今度こそ無視しようと決めたのか、炎山は返答しないまま寝返りを打って熱斗に背を向けた。
だが、執拗に毛布を引っ張る熱斗の手を払うことは忘れなかった。
「勝手にしろ」
結局炎山は背いたままそう言って、待ってましたと言わんばかりに熱斗はそこに潜り込んだ。
ただでさえ狭いように思えるベッドは子ども2人でもきつかった。それでも熱斗は満足気に仰向けのまま目だけを炎山の方に向ける。眠ってしまったようには思えなかった。
「なあなあ、炎山ってさ」
「黙って寝ろ」
せっかくのチャンスとばかりに話し掛けた熱斗の声は遮られて、熱斗は頬を膨らませた。
「…炎山、こんな風に誰かと一緒に寝たことないだろ」
その返答は無かった。熱斗は勝手に肯定だと受け取る。
「知ってるか?炎山。こういう時ってさ」
言うが早いか、毛布の中でごそごそと熱斗は腕を延ばした。
やはり眠っていなかった炎山が何事かと熱斗の方を見た。
「こんな風に手ぇ繋ぐもんだぜ」
半ば強引に、毛布の中を手探りして炎山の手を握る。思ったよりも冷たいことに驚く。炎山の手がそれを振り解こうとした。けれども熱斗は逆に強く握り返す。熱斗の方に向いた炎山が睨むのも気にせずに。
「こういうのって、大事だろ?」
特に炎山のようなヤツには、というのは付け加えないでおいた。
暗いせいでその顔は見えなかったが、炎山はなにも言わずにただ少しだけ音を立てて息を吐いただけだった。

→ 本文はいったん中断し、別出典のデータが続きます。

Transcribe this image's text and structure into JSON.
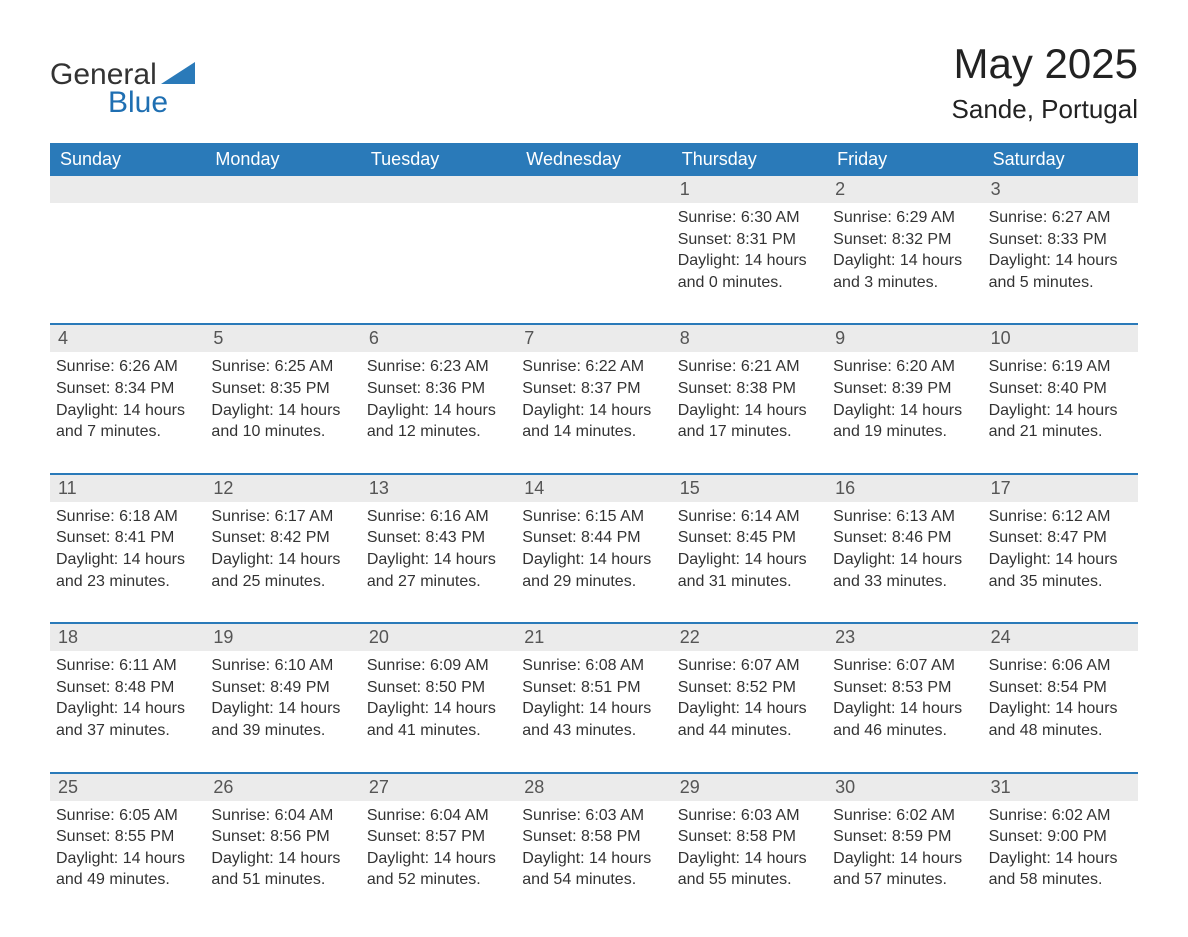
{
  "logo": {
    "text1": "General",
    "text2": "Blue",
    "text1_color": "#333333",
    "text2_color": "#1f6fb2",
    "triangle_color": "#2a7ab9"
  },
  "header": {
    "month_title": "May 2025",
    "location": "Sande, Portugal"
  },
  "colors": {
    "header_bg": "#2a7ab9",
    "header_text": "#ffffff",
    "row_divider": "#2a7ab9",
    "daynum_bg": "#ebebeb",
    "daynum_text": "#555555",
    "body_text": "#333333",
    "background": "#ffffff"
  },
  "fonts": {
    "title_size_pt": 32,
    "location_size_pt": 20,
    "weekday_size_pt": 14,
    "daynum_size_pt": 14,
    "body_size_pt": 12
  },
  "weekdays": [
    "Sunday",
    "Monday",
    "Tuesday",
    "Wednesday",
    "Thursday",
    "Friday",
    "Saturday"
  ],
  "weeks": [
    [
      null,
      null,
      null,
      null,
      {
        "d": "1",
        "sr": "6:30 AM",
        "ss": "8:31 PM",
        "dl": "14 hours and 0 minutes."
      },
      {
        "d": "2",
        "sr": "6:29 AM",
        "ss": "8:32 PM",
        "dl": "14 hours and 3 minutes."
      },
      {
        "d": "3",
        "sr": "6:27 AM",
        "ss": "8:33 PM",
        "dl": "14 hours and 5 minutes."
      }
    ],
    [
      {
        "d": "4",
        "sr": "6:26 AM",
        "ss": "8:34 PM",
        "dl": "14 hours and 7 minutes."
      },
      {
        "d": "5",
        "sr": "6:25 AM",
        "ss": "8:35 PM",
        "dl": "14 hours and 10 minutes."
      },
      {
        "d": "6",
        "sr": "6:23 AM",
        "ss": "8:36 PM",
        "dl": "14 hours and 12 minutes."
      },
      {
        "d": "7",
        "sr": "6:22 AM",
        "ss": "8:37 PM",
        "dl": "14 hours and 14 minutes."
      },
      {
        "d": "8",
        "sr": "6:21 AM",
        "ss": "8:38 PM",
        "dl": "14 hours and 17 minutes."
      },
      {
        "d": "9",
        "sr": "6:20 AM",
        "ss": "8:39 PM",
        "dl": "14 hours and 19 minutes."
      },
      {
        "d": "10",
        "sr": "6:19 AM",
        "ss": "8:40 PM",
        "dl": "14 hours and 21 minutes."
      }
    ],
    [
      {
        "d": "11",
        "sr": "6:18 AM",
        "ss": "8:41 PM",
        "dl": "14 hours and 23 minutes."
      },
      {
        "d": "12",
        "sr": "6:17 AM",
        "ss": "8:42 PM",
        "dl": "14 hours and 25 minutes."
      },
      {
        "d": "13",
        "sr": "6:16 AM",
        "ss": "8:43 PM",
        "dl": "14 hours and 27 minutes."
      },
      {
        "d": "14",
        "sr": "6:15 AM",
        "ss": "8:44 PM",
        "dl": "14 hours and 29 minutes."
      },
      {
        "d": "15",
        "sr": "6:14 AM",
        "ss": "8:45 PM",
        "dl": "14 hours and 31 minutes."
      },
      {
        "d": "16",
        "sr": "6:13 AM",
        "ss": "8:46 PM",
        "dl": "14 hours and 33 minutes."
      },
      {
        "d": "17",
        "sr": "6:12 AM",
        "ss": "8:47 PM",
        "dl": "14 hours and 35 minutes."
      }
    ],
    [
      {
        "d": "18",
        "sr": "6:11 AM",
        "ss": "8:48 PM",
        "dl": "14 hours and 37 minutes."
      },
      {
        "d": "19",
        "sr": "6:10 AM",
        "ss": "8:49 PM",
        "dl": "14 hours and 39 minutes."
      },
      {
        "d": "20",
        "sr": "6:09 AM",
        "ss": "8:50 PM",
        "dl": "14 hours and 41 minutes."
      },
      {
        "d": "21",
        "sr": "6:08 AM",
        "ss": "8:51 PM",
        "dl": "14 hours and 43 minutes."
      },
      {
        "d": "22",
        "sr": "6:07 AM",
        "ss": "8:52 PM",
        "dl": "14 hours and 44 minutes."
      },
      {
        "d": "23",
        "sr": "6:07 AM",
        "ss": "8:53 PM",
        "dl": "14 hours and 46 minutes."
      },
      {
        "d": "24",
        "sr": "6:06 AM",
        "ss": "8:54 PM",
        "dl": "14 hours and 48 minutes."
      }
    ],
    [
      {
        "d": "25",
        "sr": "6:05 AM",
        "ss": "8:55 PM",
        "dl": "14 hours and 49 minutes."
      },
      {
        "d": "26",
        "sr": "6:04 AM",
        "ss": "8:56 PM",
        "dl": "14 hours and 51 minutes."
      },
      {
        "d": "27",
        "sr": "6:04 AM",
        "ss": "8:57 PM",
        "dl": "14 hours and 52 minutes."
      },
      {
        "d": "28",
        "sr": "6:03 AM",
        "ss": "8:58 PM",
        "dl": "14 hours and 54 minutes."
      },
      {
        "d": "29",
        "sr": "6:03 AM",
        "ss": "8:58 PM",
        "dl": "14 hours and 55 minutes."
      },
      {
        "d": "30",
        "sr": "6:02 AM",
        "ss": "8:59 PM",
        "dl": "14 hours and 57 minutes."
      },
      {
        "d": "31",
        "sr": "6:02 AM",
        "ss": "9:00 PM",
        "dl": "14 hours and 58 minutes."
      }
    ]
  ],
  "labels": {
    "sunrise_prefix": "Sunrise: ",
    "sunset_prefix": "Sunset: ",
    "daylight_prefix": "Daylight: "
  }
}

だがそんな雰囲気を打ち破るように施設内にけたたましい警報と放送が聞こえて、炎山は勢い良く起き上がった。それまで炎山が包まっていた毛布が熱斗の上に落ちる。
「ちょっと待っ…うわっ!」
毛布に思わず足を取られて出遅れる。
炎山の開けたドアから廊下の明かりが入り込んで、その眩しさに熱斗は目を細めた。
「何してる!」
急ぐ炎山の姿は照明のせいで真っ黒に見えた。熱斗は慌てた気持ちも重なって、無意識に手を延ばした。

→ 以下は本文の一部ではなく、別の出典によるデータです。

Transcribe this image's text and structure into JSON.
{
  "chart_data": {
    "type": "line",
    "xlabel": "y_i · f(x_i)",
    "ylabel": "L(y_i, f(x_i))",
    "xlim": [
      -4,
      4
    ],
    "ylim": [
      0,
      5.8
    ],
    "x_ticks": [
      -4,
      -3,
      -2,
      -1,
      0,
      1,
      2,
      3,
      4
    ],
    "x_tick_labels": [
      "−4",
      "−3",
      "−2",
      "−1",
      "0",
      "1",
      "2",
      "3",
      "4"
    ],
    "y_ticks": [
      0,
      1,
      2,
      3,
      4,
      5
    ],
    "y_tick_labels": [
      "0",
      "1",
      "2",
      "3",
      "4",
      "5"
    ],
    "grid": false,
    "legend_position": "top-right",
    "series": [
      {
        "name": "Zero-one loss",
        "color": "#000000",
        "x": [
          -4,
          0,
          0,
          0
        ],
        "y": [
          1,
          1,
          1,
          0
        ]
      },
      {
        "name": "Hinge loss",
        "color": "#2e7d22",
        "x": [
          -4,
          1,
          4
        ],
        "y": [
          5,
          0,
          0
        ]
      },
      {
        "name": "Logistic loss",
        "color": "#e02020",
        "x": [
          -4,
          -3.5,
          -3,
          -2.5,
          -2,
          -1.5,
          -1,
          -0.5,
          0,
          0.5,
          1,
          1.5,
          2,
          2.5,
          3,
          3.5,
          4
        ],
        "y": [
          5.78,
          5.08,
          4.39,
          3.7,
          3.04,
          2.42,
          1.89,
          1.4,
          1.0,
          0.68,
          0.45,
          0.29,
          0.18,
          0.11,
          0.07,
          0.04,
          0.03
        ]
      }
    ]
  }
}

そのまま床に落ちるかと思った手は予想した方向とは直角の方に引っ張り上げられた。
「さっさと行くぞ」
「え、あ、ああ!」
炎山が自分の手を離す。そのまま目を合わせることなく先に駆け出した彼を追い掛ける。
その顔にはどうにも抑え切れない笑みが浮かんでいた。
出会ったばかりの頃。
互いの間には少し距離があって。
それが歯がゆかったり、ちょうどよかったり。
だがその距離を埋めるように繋がれた手は、一瞬だったが温かくて、熱斗はまたふとした拍子に思い出して口元をだらしなく緩めるのだった。

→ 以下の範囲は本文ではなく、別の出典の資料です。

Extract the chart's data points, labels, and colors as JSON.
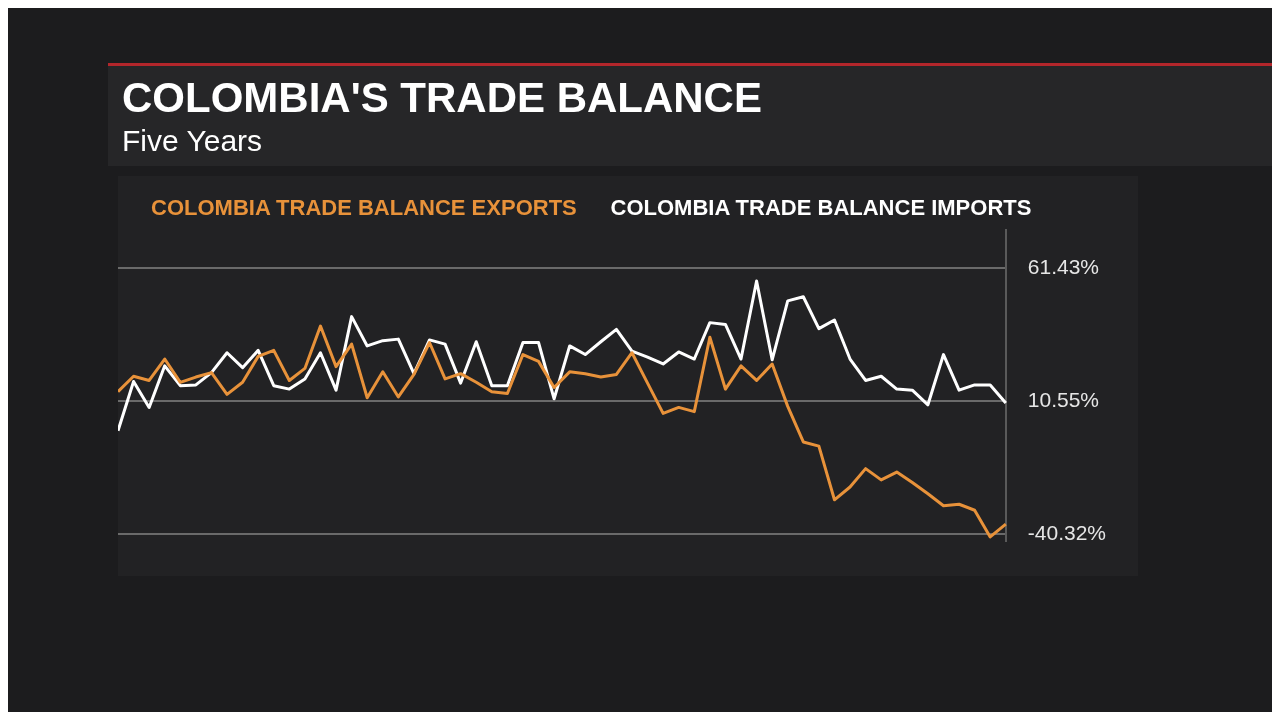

珍しくエロ要素の無い話となりました。なんとなく初めに戻ってみたくなって思いついた話です。ほとんど手の動作で語られているような気もしますが。でも炎山はあんまりしゃべらないし、熱斗はしばらく一人でボールをバシバシ一方的に投げてるんだろうなと思います。2人の関係はこれからなのです。これから。